I know of one unfortunate former Engineering/Maintenance Manager, new to a mill, who assumed that because prior inspections had been performed by the mechanical contractor used every shutdown for boiler repairs with apparently no significant issues that all was okay on that issue.
Strictly by accident, after a review of that years’ annual inspection documentation, he became suspicious of this process by these people, including members of his own staff responsible for the management of the inspection process.
Contracted an inspection firm he had used before in his past crossed his mind. They always documented their concerns so that visuals could be presented daily in conference settings with all interested parties.
Each day their crew arrived with freshly cleaned white coveralls, which always provoked a humorous response from those working in the area.
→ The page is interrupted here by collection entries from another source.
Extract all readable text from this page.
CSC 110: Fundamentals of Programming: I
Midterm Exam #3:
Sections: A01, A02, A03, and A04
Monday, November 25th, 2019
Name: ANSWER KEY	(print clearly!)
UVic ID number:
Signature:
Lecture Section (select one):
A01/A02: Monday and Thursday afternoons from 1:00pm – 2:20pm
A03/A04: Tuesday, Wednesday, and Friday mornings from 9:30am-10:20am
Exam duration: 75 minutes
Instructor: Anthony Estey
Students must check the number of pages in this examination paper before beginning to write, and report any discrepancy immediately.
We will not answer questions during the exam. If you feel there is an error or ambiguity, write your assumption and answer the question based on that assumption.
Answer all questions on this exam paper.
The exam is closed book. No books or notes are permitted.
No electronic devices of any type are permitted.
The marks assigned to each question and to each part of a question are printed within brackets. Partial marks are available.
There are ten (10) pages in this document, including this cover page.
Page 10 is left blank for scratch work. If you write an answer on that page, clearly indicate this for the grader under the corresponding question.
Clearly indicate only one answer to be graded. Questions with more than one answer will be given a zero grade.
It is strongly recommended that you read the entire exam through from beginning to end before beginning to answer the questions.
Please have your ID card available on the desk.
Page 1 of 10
At the end of the day, though, when they emerged covered in reddish mostly, sometimes grayish or blackened colored coveralls everyone knew they had been inside the boiler’s various sections, twisting, turning, kneeling, crawling, sprawling, and sitting while performing the required inspections.
After much haggling, arm twisting and cajoling internally the E&M manager was able to hire the contractor for the current year’s inspection.
What they had discovered was neglect. A complete lack of knowing what good should look like.
Based upon their observations, thickness measurements were fine, but obviously the previous year’s, and likely before, observations of the fireside condition of the boiler floor tubes surface was ignored, keeping in mind the adage “know what good looks like”.
At the inspection firm’s suggestion, a personal inspection was performed, and observations made.
The fireside surface of the floor and sidewall tubes looked remarkably like the hide of an elephant, crevasses of varying depth pockmarked the surface of each tube on the bottom and up to the primary air entrances on all four walls of the furnace area.
In their opinion, based upon their experience, this condition likely had occurred at least a year, and more likely, longer ago, due to overheating of those exposed tubes perhaps during a extended start up on oil. (Recovery boilers are usually started with an auxiliary fuel before switching to concentrated black liquor.)
As the venerable saying goes, the ‘shit hit the fan’ when the result of the inspection was broadcast, and everyone within the immediate vicinity got splattered.
Imagine the cost of replacing four walls and the floor of a 20-year-old recovery, especially when unexpected, and worse, the loss of production.
Complacency with established practices is common, and easy to adopt.
Shareholders, and upper management, some whose past included this mill, from their viewpoint, are generally intolerant of failures especially when established past practices/policy are implicated.
Eventually the incident resulted in the dismissal of many personnel, including the E&M Manager, Power & Recovery Manager and Mill Manager.
Keep this in mind when reviewing your criticality assignments and the resulting mitigation actions.